We generate the observed light curves by matching each SN’s position to the LSST pointings. Only a fraction of the 10 000 simulated SNe Ia have light curves, as objects falling outside the survey footprint are automatically excluded.

dset = skysurvey.DataSet.from_targets_and_survey(snia, lsst, progress_bar=True, discard_bands=True)
100%|██████████| 6784/6784 [00:30<00:00, 223.64it/s]

Note on discard_bands=True: Observations in bands whose wavelength range falls outside the spectral coverage of the defined sncosmo model are automatically removed.

This can happen in two cases:

  • Band redder than model spectral range (low redshift): the band’s red edge exceeds the model’s maximum wavelength. This occurs, for example, for LSST’s lssty band (9084–10945 Å) when using the SALT2 model at low redshift (z ≲ 0.19), where the model has not yet been sufficiently redshifted to cover the y-band.

  • Band bluer than model spectral range (high redshift): the band’s blue edge falls below the model’s observer-frame minimum wavelength, which shifts to longer wavelengths as redshift increases. This can affect the lsstu band (3105-4086 Å) at high redshift. In simulations extending to z ≈ 2.5, this effect starts to appear around z ≳ 0.6-0.8, becomes common for z ≳ 1.5, and dominates at z ≳ 2, where a significant fraction of observations can be discarded for a given SN. Overall, ~60–80% of simulated SNe Ia have at least one discarded observation due to this effect, with the number of discarded observations per SN varies widely (from a few points to several tens depending on redshift).

In this notebook (z ≤ 0.5), only the first case occurs, affecting a small fraction of the sample (~3–5% of SNe Ia, in the y-band, at low redshift (z ≲ 0.19)).

dset.get_ndetection()
index
3        27
8        14
12       23
14      281
17        4
       ... 
9986     27
9988      3
9994      7
9996     33
9997      4
Length: 3770, dtype: int64

get_ndetection() returns the number of 5σ detections per SN Ia. SNe Ia with zero detections are excluded from dset.data.
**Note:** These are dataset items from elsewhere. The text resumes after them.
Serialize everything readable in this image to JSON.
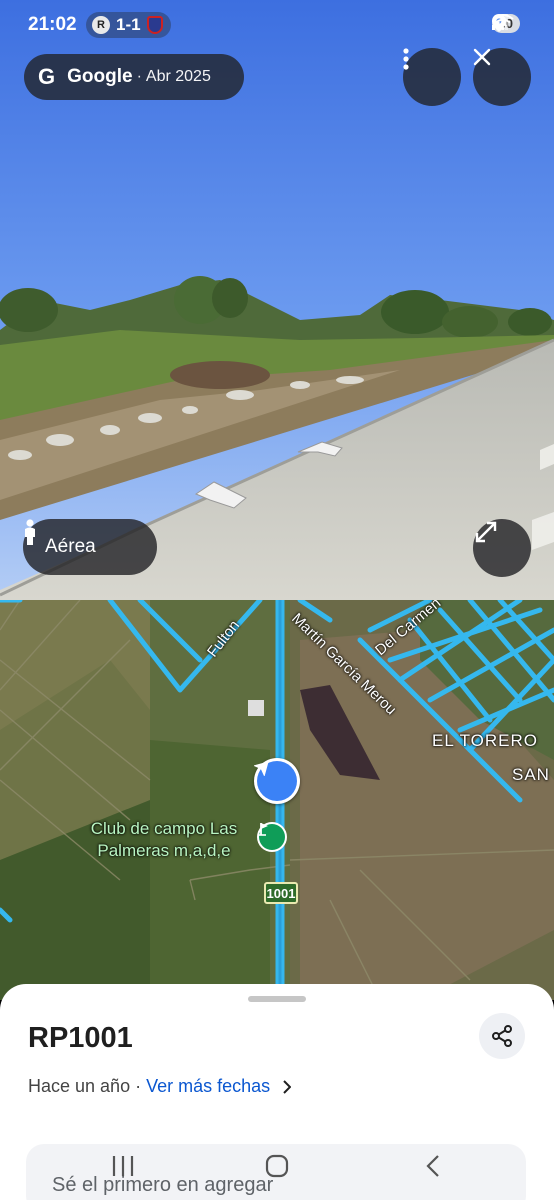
{
  "status_bar": {
    "time": "21:02",
    "match_badge": "R",
    "score": "1-1",
    "battery": "40"
  },
  "header": {
    "brand": "Google",
    "separator": "·",
    "capture_date": "Abr 2025",
    "menu_icon": "more-vert-icon",
    "close_icon": "close-icon"
  },
  "street_view": {
    "view_toggle_label": "Aérea",
    "view_toggle_icon": "pegman-icon",
    "expand_icon": "fullscreen-icon"
  },
  "map": {
    "streets": [
      "Fulton",
      "Martín García Merou",
      "Del Carmen"
    ],
    "area_labels": [
      "EL TORERO",
      "SAN"
    ],
    "poi_name": "Club de campo Las Palmeras m,a,d,e",
    "route_shield": "1001",
    "colors": {
      "street_highlight": "#35b8ee",
      "poi_text": "#b9f5c2",
      "location_marker": "#3b82f6"
    }
  },
  "sheet": {
    "title": "RP1001",
    "time_ago": "Hace un año",
    "separator": "·",
    "more_dates_link": "Ver más fechas",
    "contribution_prompt": "Sé el primero en agregar",
    "share_icon": "share-icon"
  },
  "nav": {
    "recents_icon": "recents-icon",
    "home_icon": "home-icon",
    "back_icon": "back-icon"
  }
}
The light curves of a specific SN Ia shows observations in all LSST bands, for the phase range [-20, +40] days:

fig = dset.show_target_lightcurve(index=14, phase_window=[-20, 40])
../_images/606b83cfcf13eb56d07050259509ba1df4222c3bbec134e56cfa0dce4092dfc5.png

Quality cuts can then be applied to our sample to select SNe Ia with good light curves sampling for a cosmological analysis. A more detailed notebook, “Realistic use of the LSST survey” will be added in the documentation to “Analysis examples” section.